Tarım ve Orman Bakanlığı Balıkçılık ve Su Ürünleri Genel Müdürü Mustafa Altuğ Atalay, “Bazı yerlerde balıkçı barınakları doktorlara, avukatlara, sporculara kiralanmaya başlanmış. Böyle bir altyapı oluşmuş. Bu sorunları biliyoruz, farkındayız, üzerine de gidiyoruz.” dedi.
TBMM Balıkçılık ve Su Ürünleri Araştırma Komisyonu, AK Parti İstanbul Milletvekili İsmail Emrah Karayel başkanlığında toplandı.
Tarım ve Orman Bakanlığı Balıkçılık ve Su Ürünleri Genel Müdürü Atalay, Türkiye’deki balıkçı barınaklarının durumuna ilişkin komisyon üyelerine sunum yaptı.
Balıkçı barınağının, en az, avlanma yapılan tekne kadar önemli olduğunu vurgulayan Atalay, Türkiye’deki balıkçı barınaklarının yüzde 30’unun Doğu Karadeniz’de, yüzde 28’inin Marmara’da, yüzde 21’inin Ege’de, yüzde 6’sının Akdeniz’de, geri kalanının da Van ve Eğirdir gölleri gibi iç sularda yer aldığını belirtti.

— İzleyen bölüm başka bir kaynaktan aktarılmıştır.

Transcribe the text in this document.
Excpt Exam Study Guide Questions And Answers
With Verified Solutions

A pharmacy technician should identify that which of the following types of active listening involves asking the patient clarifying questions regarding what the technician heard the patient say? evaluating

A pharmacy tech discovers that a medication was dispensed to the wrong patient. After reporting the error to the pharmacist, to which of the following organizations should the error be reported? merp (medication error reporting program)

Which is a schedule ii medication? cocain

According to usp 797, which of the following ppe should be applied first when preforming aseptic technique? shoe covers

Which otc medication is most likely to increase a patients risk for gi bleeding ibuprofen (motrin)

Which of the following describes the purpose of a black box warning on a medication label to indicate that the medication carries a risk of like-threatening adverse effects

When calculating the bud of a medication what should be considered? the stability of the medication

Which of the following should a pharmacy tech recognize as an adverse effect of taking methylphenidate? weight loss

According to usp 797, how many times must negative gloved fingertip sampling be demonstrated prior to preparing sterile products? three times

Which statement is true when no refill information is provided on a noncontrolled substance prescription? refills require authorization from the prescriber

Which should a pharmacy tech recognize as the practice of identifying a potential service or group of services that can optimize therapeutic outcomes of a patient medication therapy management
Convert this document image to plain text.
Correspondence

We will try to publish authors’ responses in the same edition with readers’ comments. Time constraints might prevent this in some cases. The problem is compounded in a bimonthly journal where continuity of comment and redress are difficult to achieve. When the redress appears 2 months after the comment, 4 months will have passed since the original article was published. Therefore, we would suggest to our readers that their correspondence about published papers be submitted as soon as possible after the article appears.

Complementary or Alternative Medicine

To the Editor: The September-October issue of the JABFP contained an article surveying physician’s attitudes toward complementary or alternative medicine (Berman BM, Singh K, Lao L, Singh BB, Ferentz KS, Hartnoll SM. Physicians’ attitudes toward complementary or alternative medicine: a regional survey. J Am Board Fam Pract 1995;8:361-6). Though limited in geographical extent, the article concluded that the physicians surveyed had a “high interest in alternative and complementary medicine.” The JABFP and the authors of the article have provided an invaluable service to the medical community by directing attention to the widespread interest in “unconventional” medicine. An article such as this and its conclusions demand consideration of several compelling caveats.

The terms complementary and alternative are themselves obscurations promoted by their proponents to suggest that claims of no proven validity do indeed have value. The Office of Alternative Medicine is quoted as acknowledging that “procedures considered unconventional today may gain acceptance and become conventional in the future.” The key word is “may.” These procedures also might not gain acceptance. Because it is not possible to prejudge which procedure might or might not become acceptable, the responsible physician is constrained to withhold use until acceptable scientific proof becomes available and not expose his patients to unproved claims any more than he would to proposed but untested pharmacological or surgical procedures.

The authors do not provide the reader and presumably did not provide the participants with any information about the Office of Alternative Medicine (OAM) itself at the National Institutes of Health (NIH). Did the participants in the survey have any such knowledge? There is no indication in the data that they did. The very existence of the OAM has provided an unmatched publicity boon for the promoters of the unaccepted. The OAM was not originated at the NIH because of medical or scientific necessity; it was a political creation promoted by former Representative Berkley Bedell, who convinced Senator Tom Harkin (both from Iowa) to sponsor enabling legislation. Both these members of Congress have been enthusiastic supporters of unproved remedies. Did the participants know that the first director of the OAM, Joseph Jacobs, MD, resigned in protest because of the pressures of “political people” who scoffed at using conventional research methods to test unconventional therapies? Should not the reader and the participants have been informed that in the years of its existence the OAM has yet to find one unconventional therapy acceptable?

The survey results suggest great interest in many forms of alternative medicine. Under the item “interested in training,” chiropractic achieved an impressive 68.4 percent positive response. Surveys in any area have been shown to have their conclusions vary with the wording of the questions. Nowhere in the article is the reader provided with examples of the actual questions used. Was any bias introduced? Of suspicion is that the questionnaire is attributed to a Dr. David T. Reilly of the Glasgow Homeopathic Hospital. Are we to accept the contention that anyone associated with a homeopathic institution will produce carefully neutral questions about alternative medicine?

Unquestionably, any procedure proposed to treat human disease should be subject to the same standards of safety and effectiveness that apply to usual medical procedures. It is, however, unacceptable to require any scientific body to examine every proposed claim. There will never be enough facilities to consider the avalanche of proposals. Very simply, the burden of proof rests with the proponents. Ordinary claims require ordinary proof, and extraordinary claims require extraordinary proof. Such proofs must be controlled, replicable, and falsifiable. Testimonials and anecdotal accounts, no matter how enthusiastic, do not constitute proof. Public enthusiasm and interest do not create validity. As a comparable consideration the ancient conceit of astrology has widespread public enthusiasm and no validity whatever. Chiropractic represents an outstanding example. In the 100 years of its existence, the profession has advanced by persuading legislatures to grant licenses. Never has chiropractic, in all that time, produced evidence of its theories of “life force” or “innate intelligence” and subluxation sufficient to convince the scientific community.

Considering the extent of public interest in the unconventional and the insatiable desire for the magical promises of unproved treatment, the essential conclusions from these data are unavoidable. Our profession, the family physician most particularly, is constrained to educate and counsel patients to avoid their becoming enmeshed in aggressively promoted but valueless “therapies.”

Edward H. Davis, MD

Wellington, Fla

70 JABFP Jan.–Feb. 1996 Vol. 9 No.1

Doğu Karadeniz’de 750 metrede bir balıkçı barınağı bulunduğuna; Akdeniz ve Ege’de ise 30-40 kilometrede bir barınağın olduğuna dikkati çeken Atalay, “Ülkemizde bizim kayıtlarımızda 384 balıkçı barınağı var. Farklı kurumlarda bu rakam 400’e kadar çıkabiliyor. Resmi balıkçı barınağı olmasa da genel araştırmada balıkçı barınağı statüsünde olmayan yapılarda da balık çıkarılabildiği için barınak olarak görünüyor.” dedi.
Atalay, 16 ayrı kanunun balıkçı barınaklarını ilgilendirdiğini, bu kanundan yetki alarak çıkarılan balıkçı barınakları yönetmelikleriyle barınakların idare edildiğini aktardı.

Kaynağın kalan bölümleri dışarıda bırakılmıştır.